Follow these simple steps to recreate your own version of the ‘Sunflowers’. Remember it doesn’t have to be exactly the same, you are the artist and it’s your painting. If you don’t have paint you can use crayons, coloured pencils or even collage.

  • Use a pencil to lightly draw the outline of the vase, the table and circles for where the sunflowers will go. Make sure you look carefully at the spaces and fill the page.
  • Start by painting your background. Vincent used blue (and yellow in some versions). You can use any colour you like but make sure the yellow sunflowers will stand out. Try dabbing the paint on in different directions to bring some texture into your painting.
  • Now paint the table and then the vase. Try to make lighter and darker areas to make it more interesting.
  • Finally, it’s time for the sunflowers! Use a mixture of yellows and browns on your brush. Paint the centre circle first and then use a smaller brush, if you have one, to paint the petals sweeping out from the centre.
  • Last minute touches – make sure you have filled every piece of white paper. You could add a few darker shadows with brown or lighter highlights with white.
  • Stand back and admire your work! Don’t forget to sign your masterpiece.

D&T – Healthy Eating

A fruit = the sweet and fleshy product of a plant that contains seed and can be eaten as food.
A vegetable = a plant or part of a plant used as food that doesn’t contain seeds.

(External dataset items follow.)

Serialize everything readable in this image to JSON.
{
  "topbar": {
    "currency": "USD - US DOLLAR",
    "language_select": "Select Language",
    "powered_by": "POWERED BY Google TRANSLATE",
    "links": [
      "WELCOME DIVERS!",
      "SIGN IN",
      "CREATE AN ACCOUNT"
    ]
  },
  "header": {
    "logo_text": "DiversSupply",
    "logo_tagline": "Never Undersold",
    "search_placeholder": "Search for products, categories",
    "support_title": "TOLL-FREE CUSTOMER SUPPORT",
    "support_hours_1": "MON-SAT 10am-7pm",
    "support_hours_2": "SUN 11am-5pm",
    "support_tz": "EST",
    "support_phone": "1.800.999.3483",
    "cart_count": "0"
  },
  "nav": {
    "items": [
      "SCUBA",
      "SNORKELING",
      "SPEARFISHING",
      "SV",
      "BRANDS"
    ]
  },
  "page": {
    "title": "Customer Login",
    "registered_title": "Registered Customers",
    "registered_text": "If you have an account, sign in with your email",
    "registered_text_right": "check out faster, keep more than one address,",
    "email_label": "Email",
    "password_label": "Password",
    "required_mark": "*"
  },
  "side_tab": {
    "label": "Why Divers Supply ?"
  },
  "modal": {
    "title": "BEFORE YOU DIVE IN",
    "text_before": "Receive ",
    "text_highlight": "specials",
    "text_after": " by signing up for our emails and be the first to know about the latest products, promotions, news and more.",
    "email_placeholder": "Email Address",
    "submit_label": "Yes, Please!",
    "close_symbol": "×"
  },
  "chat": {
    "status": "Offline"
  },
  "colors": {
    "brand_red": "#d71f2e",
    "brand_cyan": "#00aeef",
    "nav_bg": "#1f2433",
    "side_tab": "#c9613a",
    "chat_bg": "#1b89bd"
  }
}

Task 1 – Describe and label
There is a huge variety of fruit and vegetables available to buy – why not try one you’ve never had before. What does it look like? What does it smell like? How does it feel? Does it taste sweet or sour? Choose a piece of fruit and a vegetable. Draw it and label the different parts e.g. peel/skin, flesh, seed/pip. What part of the plant do we eat? The stalk, root, leaf or flower?

Task 2 – Food hygiene
Why is food hygiene important? What should we do before we prepare food and eat food? Look at the powerpoint and discuss food hygiene with your adult.

Task 3 – Food preparation
Before we eat fruit or vegetables, we have to prepare them in different ways. Look at the food below and decide how to prepare them.
Slicing Peeling  Washing  Squeezing  Chopping   Grating

Geography – Floorplan

Can you draw a floor plan of your house? You will need to draw a separate floorplan for the downstairs and upstairs or if you live in a bungalow you will just draw the downstairs. Have a look at the examples below.
Notice in the second drawing how the stairs and doors have been drawn.
Can you draw the furniture in the right places? Remember, with a floor plan you draw from a birds eye view.
Have a go at drawing a floor plan of your dream house? Would you have a huge bedroom? Or maybe a big living room with room for an enormous sofa?